I have written lots about this ongoing transition over the years. More recently: "I'll tell you something about Windows", in July 2011: "Microsoft may not be talking concretely about a future beyond Windows, but the company is clearly preparing for one -- or at least a different one. Hence, the emphasis on ARM processors, which will make Windows available on more devices than PCs...The future of Windows is a utility supporting applications and services".

What's different now, Ballmer is finally talking about the future beyond Windows, or better stated Windows PCs. As I expressed yesterday, under Bill Gates, Microsoft sought to put a PC on every desktop, with software innovation driving that effort. Ballmer describes post-PC Microsoft as the aforementioned "devices and services company", which aptly spotlights the fundamental shift in progress. Again, it's a change long-time coming and is about changing computing eras -- PC to connected devices -- not Apple.

Correct Context

The "Microsoft wants to be Apple brigade" is largely caught up in one section of Ballmer's letter: "There will be times when we build specific devices for specific purposes, as we have chosen to do with Xbox and the recently announced Microsoft Surface". Now read that same sentence in context:

We will continue to work with a vast ecosystem of partners to deliver a broad spectrum of Windows PCs, tablets and phones. We do this because our customers want great choices and we believe there is no way one size suits over 1.3 billion Windows users around the world. There will be times when we build specific devices for specific purposes, as we have chosen to do with Xbox and the recently announced Microsoft Surface. In all our work with partners and on our own devices, we will focus relentlessly on delivering delightful, seamless experiences across hardware, software and services. This means as we, with our partners, develop new Windows devices we'll build in services people want.
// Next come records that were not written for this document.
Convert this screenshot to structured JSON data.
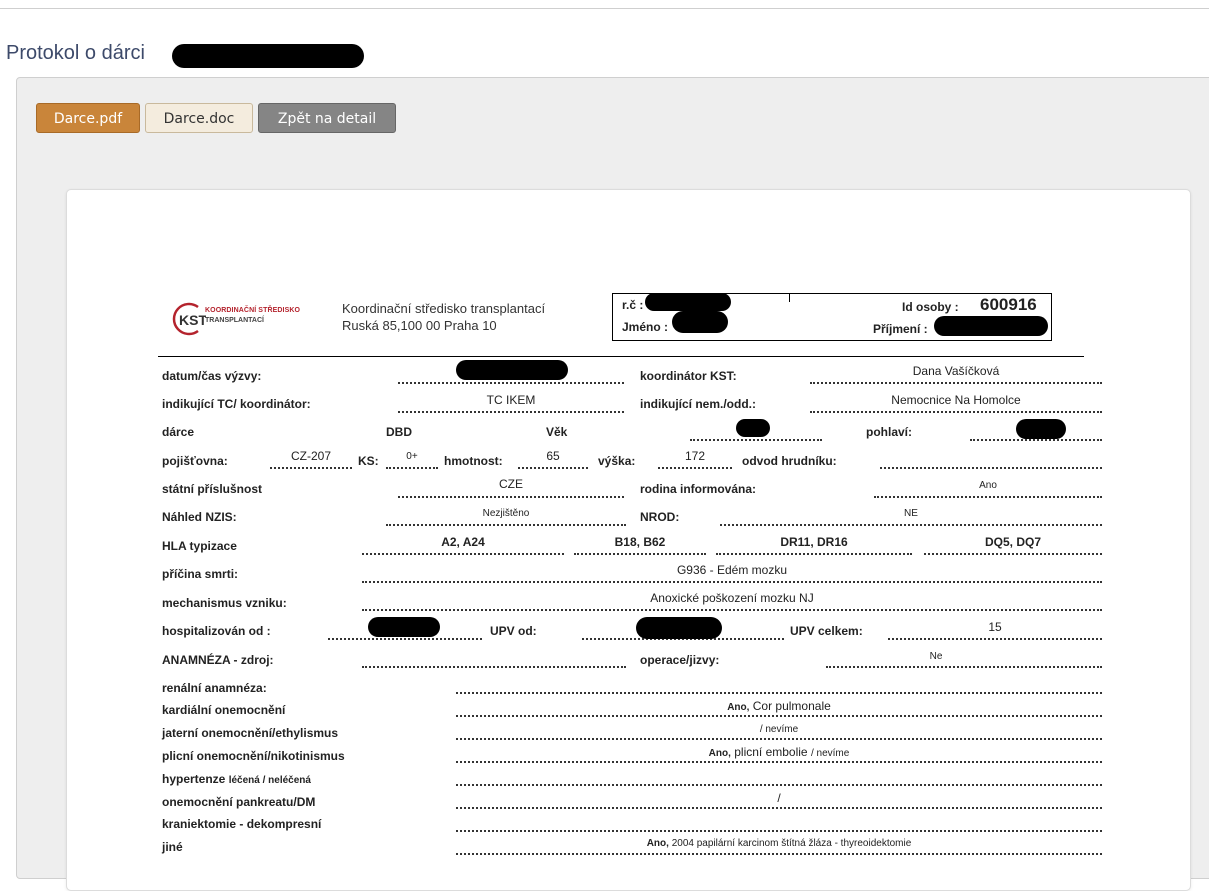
{
  "page": {
    "title": "Protokol o dárci"
  },
  "buttons": {
    "pdf": "Darce.pdf",
    "doc": "Darce.doc",
    "back": "Zpět na detail"
  },
  "header": {
    "logo_line1": "KOORDINAČNÍ STŘEDISKO",
    "logo_line2": "TRANSPLANTACÍ",
    "logo_mark": "KST",
    "org_name": "Koordinační středisko transplantací",
    "org_address": "Ruská 85,100 00 Praha 10",
    "rc_label": "r.č :",
    "jmeno_label": "Jméno :",
    "id_label": "Id osoby :",
    "id_value": "600916",
    "prijmeni_label": "Příjmení :"
  },
  "form": {
    "datum_label": "datum/čas výzvy:",
    "koordinator_label": "koordinátor KST:",
    "koordinator_value": "Dana Vašíčková",
    "indik_tc_label": "indikující TC/ koordinátor:",
    "indik_tc_value": "TC IKEM",
    "indik_nem_label": "indikující nem./odd.:",
    "indik_nem_value": "Nemocnice Na Homolce",
    "darce_label": "dárce",
    "darce_value": "DBD",
    "vek_label": "Věk",
    "pohlavi_label": "pohlaví:",
    "pojistovna_label": "pojišťovna:",
    "pojistovna_value": "CZ-207",
    "ks_label": "KS:",
    "ks_value": "0+",
    "hmotnost_label": "hmotnost:",
    "hmotnost_value": "65",
    "vyska_label": "výška:",
    "vyska_value": "172",
    "odvod_label": "odvod hrudníku:",
    "statni_label": "státní příslušnost",
    "statni_value": "CZE",
    "rodina_label": "rodina informována:",
    "rodina_value": "Ano",
    "nzis_label": "Náhled NZIS:",
    "nzis_value": "Nezjištěno",
    "nrod_label": "NROD:",
    "nrod_value": "NE",
    "hla_label": "HLA typizace",
    "hla_a": "A2, A24",
    "hla_b": "B18, B62",
    "hla_dr": "DR11, DR16",
    "hla_dq": "DQ5, DQ7",
    "pricina_label": "příčina smrti:",
    "pricina_value": "G936 - Edém mozku",
    "mechanismus_label": "mechanismus vzniku:",
    "mechanismus_value": "Anoxické poškození mozku NJ",
    "hosp_label": "hospitalizován od :",
    "upv_od_label": "UPV od:",
    "upv_celkem_label": "UPV celkem:",
    "upv_celkem_value": "15",
    "anamneza_label": "ANAMNÉZA - zdroj:",
    "operace_label": "operace/jizvy:",
    "operace_value": "Ne",
    "renalni_label": "renální anamnéza:",
    "kardialni_label": "kardiální onemocnění",
    "kardialni_prefix": "Ano,",
    "kardialni_value": "Cor pulmonale",
    "jaterni_label": "jaterní onemocnění/ethylismus",
    "jaterni_value": "/ nevíme",
    "plicni_label": "plicní onemocnění/nikotinismus",
    "plicni_prefix": "Ano,",
    "plicni_value": "plicní embolie",
    "plicni_suffix": "/ nevíme",
    "hypertenze_label": "hypertenze",
    "hypertenze_sub": "léčená / neléčená",
    "pankreas_label": "onemocnění pankreatu/DM",
    "pankreas_value": "/",
    "kraniektomie_label": "kraniektomie - dekompresní",
    "jine_label": "jiné",
    "jine_prefix": "Ano,",
    "jine_value": "2004 papilární karcinom štítná žláza - thyreoidektomie"
  }
}
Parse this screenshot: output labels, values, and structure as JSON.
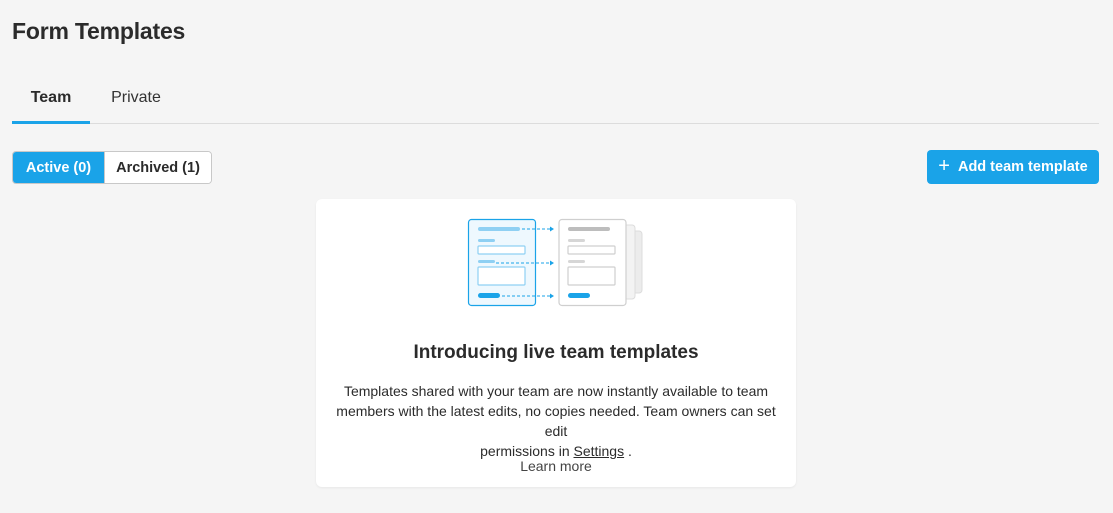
{
  "page": {
    "title": "Form Templates"
  },
  "tabs": [
    {
      "label": "Team",
      "active": true
    },
    {
      "label": "Private",
      "active": false
    }
  ],
  "filter": {
    "active_label": "Active (0)",
    "archived_label": "Archived (1)"
  },
  "actions": {
    "add_button_label": "Add team template",
    "add_button_icon": "plus-icon"
  },
  "card": {
    "illustration_icon": "live-templates-illustration",
    "heading": "Introducing live team templates",
    "body_line1": "Templates shared with your team are now instantly available to team",
    "body_line2": "members with the latest edits, no copies needed. Team owners can set edit",
    "body_line3_prefix": "permissions in",
    "settings_link": "Settings",
    "body_line3_suffix": ".",
    "learn_more": "Learn more"
  },
  "colors": {
    "accent": "#1aa3e8",
    "background": "#f5f5f5",
    "card": "#ffffff",
    "text": "#2b2b2b"
  }
}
Ballmer frames Microsoft devices around partners and makes it clear that both will provide devices -- not only the software giant, which is the Apple way, by the way. There's no way in hell that Microsoft will just suddenly drop its OEM partners and go all end-to-end hardware, software and services. That's simply not Microsoft's DNA. When Ballmer talks about devices and services, he refers to a larger ecosystem that includes Microsoft, 640,000 partners and 8 million developers. That's quite different from Apple, which licenses its platforms to nobody.

But there's other context here. Sometimes partners aren't enough. That's why Microsoft developed Surface, which too many numbskulls hold up as proof the future is the Apple Way. Get a life!

As I explained in June, "Surface is Project Origami's revenge, against Apple and Microsoft's hardware partners". Four years before iPad, Microsoft sought to bring a touchscreen tablet to market, selling for $500. It's no coincidence iPad's starting price is the same. But Windows OEMs couldn't deliver a product for that price. I explained:

You have to understand something about Ultra-Mobile PC. This was Microsoft's baby, although it was presented as a partnership with hardware manufacturers at launch. Microsoft developed the concept...Six years later, Microsoft makes another attempt at bringing the concept, now vastly evolved, to market. Only this time, the company won't rely on OEM partners. Microsoft isn't so much competing with OEMs, but pushing around them.

That's context for understanding what Ballmer really means. The focus now is more connected devices and cloud services than PCs. Microsoft's business model is still very much about providing platforms and development tools. That's a business Apple could do more to copy, not the other way around.